The strategy involves placing small, calculated bets and hedging risk. For instance, if the cost of a product is 10 euros in China and 15 euros in Eastern Europe — a 50 percent increase — a blended approach can mitigate risk. By sourcing 80 percent of volume from China at 10 euros and 20 percent from Eastern Europe, overall landed costs increase only slightly, while exposure to supply disruption is significantly reduced. Transparency with suppliers is essential: communicating that they will serve as a backup and need to be able to scale quickly ensures preparedness, avoiding last-minute complications when sourcing new partners.
CursdeGuvernare.ro: Speaking of the current conflict, do you think it will have long-term effects on supply chains due to the situation in Iran, or is it mainly a temporary impact on raw materials without structural consequences?
Aaron Alpeter: It is still very early to assess the situation. This war could be over by the time this is published.
Just this week, with oil prices fluctuating, many companies announced they would release their strategic reserves, which helped bring prices back down. Oil is the most significant input into the economy, purely from a pricing shock perspective. We observed raw input costs rising by 20 to 30 percent within a single week, which created substantial challenges.
There are also numerous secondary effects, such as fertilizer, which is derived from oil and does not have a strategic reserve. Fertilizer prices, for instance, have increased by 400 to 500 percent in the past week.
If the conflict in Iran concludes quickly, there is hope that some level of normalization can be restored promptly.
However, there remains a non-zero possibility that Russia could become involved in Iran, potentially merging conflicts in Russia-Ukraine, Iran, Israel, and the US into a single complex situation. In such a scenario, China might perceive the US as distracted and heavily engaged in defensive operations, potentially prompting action regarding Taiwan.
There are multiple factors at play that could escalate rapidly, and the hope is for a swift resolution.
CursdeGuvernare.ro: If you were speaking to a CEO today, advising them, what should their top priorities be in building a resilient supply chain?
Aaron Alpeter:I think the most important advice I would give is that companies need to begin game planning and scenario planning for different outcomes.
I used to run these war games with our companies in preparation for the holiday season, when 80% of our volume occurred within six weeks. We would go through various scenarios to determine: if this happens, what would we do? If that happens, how would we respond?

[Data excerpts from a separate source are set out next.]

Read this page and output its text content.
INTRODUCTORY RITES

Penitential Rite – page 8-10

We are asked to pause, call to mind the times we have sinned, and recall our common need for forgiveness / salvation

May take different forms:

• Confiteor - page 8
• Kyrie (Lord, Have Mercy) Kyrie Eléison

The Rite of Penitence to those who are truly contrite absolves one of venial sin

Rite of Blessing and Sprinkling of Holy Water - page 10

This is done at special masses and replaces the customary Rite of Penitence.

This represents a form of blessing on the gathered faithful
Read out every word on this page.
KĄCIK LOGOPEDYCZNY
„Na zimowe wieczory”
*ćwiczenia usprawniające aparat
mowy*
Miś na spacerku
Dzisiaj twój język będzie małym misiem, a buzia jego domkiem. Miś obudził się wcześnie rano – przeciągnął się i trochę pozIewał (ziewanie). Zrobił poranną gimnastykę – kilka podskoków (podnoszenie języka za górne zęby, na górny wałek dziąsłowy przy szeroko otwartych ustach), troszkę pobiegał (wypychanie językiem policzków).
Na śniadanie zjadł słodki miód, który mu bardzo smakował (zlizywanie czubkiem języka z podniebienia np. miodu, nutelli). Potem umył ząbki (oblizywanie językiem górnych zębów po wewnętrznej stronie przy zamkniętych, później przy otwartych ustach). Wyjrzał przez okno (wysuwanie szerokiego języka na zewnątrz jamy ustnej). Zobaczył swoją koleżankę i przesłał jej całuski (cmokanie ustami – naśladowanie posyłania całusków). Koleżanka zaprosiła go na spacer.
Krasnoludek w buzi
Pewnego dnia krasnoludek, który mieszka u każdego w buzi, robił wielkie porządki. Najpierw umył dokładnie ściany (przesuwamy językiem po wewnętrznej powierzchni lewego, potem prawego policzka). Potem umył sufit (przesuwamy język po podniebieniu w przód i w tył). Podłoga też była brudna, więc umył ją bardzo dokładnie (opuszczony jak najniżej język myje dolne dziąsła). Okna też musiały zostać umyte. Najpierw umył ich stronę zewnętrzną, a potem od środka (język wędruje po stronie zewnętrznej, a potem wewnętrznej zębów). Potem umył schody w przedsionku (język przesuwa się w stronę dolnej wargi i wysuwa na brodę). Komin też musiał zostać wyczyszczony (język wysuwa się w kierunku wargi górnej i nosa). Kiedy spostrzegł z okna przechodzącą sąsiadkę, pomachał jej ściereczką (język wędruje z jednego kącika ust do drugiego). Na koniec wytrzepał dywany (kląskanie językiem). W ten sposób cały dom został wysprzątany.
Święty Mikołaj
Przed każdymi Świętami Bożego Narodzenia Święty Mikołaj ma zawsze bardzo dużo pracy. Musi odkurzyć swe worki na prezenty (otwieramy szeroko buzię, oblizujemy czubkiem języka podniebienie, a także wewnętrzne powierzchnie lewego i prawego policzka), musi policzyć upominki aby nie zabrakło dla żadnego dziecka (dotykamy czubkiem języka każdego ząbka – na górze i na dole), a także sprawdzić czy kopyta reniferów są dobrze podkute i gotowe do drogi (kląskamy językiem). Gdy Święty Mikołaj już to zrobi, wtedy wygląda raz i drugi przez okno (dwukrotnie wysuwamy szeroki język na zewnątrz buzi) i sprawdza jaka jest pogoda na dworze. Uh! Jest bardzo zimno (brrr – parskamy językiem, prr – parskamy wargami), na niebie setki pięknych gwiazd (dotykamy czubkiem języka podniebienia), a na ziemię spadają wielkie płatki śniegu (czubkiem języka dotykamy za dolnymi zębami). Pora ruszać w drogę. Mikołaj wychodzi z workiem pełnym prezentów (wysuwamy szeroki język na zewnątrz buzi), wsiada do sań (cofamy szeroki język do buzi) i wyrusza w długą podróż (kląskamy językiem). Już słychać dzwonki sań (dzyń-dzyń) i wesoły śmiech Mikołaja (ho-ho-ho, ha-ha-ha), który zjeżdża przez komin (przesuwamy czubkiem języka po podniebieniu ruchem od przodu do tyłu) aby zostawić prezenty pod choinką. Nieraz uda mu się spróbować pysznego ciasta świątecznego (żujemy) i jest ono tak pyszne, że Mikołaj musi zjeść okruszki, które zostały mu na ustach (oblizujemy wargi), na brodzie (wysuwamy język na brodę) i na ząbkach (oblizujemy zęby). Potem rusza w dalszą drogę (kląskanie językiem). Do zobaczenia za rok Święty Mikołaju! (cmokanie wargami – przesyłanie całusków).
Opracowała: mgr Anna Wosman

This kind of planning needs to be done at the company level, regardless of size. It involves asking questions such as: if tariffs quadruple, what is our exposure? If tariffs are removed, what is our exposure? If demand collapses, what are the implications? Every possible scenario should be analyzed.
Typically, one team develops worst-case and best-case scenarios, while another team works on potential responses. The value of this exercise is that even ideas that seem unlikely or improbable often reveal practical measures worth implementing. Companies should ensure proper documentation, contracts, backup suppliers, and vetted relationships are in place.
By doing this, organizations start to identify concrete actions they can take and can implement them proactively.
The first step is therefore to conduct war games and scenario planning to understand the potential landscape.
The second step is to determine when to act quickly and when to proceed cautiously. Looking at the tariff fluctuations in the United States last year, the situation was chaotic: 50% on Monday, 30% on Wednesday, 120% on Friday. Such unpredictability makes business planning extremely difficult.
It is essential to understand how much disruption a company can tolerate before it becomes existential and what steps need to be taken to mitigate risks.